A discrete computational stage in a neural network that transforms input representations progressively.
A model layer is a fundamental building block of neural networks — a discrete computational unit that receives input, applies a set of mathematical operations, and passes transformed output to the next stage. Each layer typically consists of learnable parameters (weights and biases) combined with a fixed operation such as a linear transformation, convolution, or attention mechanism, followed by a nonlinear activation function. Stacking multiple layers allows a network to compose simple transformations into increasingly sophisticated functions, enabling it to model complex, high-dimensional relationships in data.
Different layer types are designed for different structural properties of data.
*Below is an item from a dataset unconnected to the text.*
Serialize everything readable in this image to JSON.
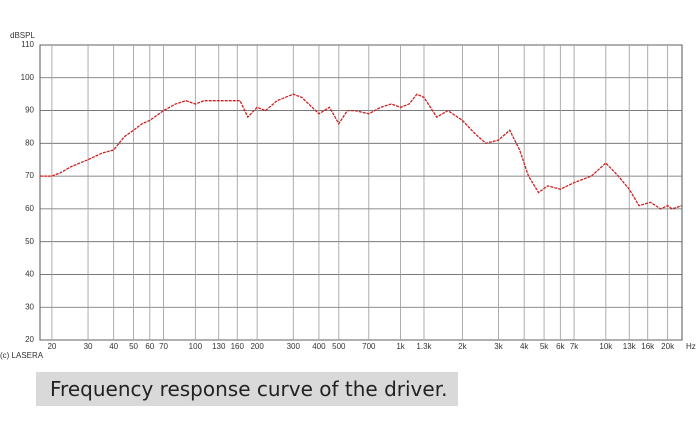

Convolutional layers exploit spatial locality and translation invariance, making them well-suited for images and audio. Recurrent layers maintain hidden state across sequential inputs, capturing temporal dependencies in text or time-series data. Fully connected (dense) layers apply global transformations across all input dimensions and are commonly used for final classification or regression stages. More recent architectures introduce transformer layers built around self-attention, which model pairwise relationships across entire input sequences without relying on fixed spatial or temporal structure.
The depth of a network — the number of stacked layers — is one of the most consequential architectural decisions in deep learning. Shallow networks are theoretically capable of approximating arbitrary functions, but deep networks achieve the same expressiveness far more efficiently in terms of parameter count. Empirically, depth enables hierarchical feature learning: early layers in a vision model detect edges and textures, middle layers compose these into parts, and later layers represent semantic concepts like faces or objects. Understanding how information flows and transforms across layers remains an active area of interpretability research, as the internal representations learned by deep networks are often opaque despite their practical effectiveness.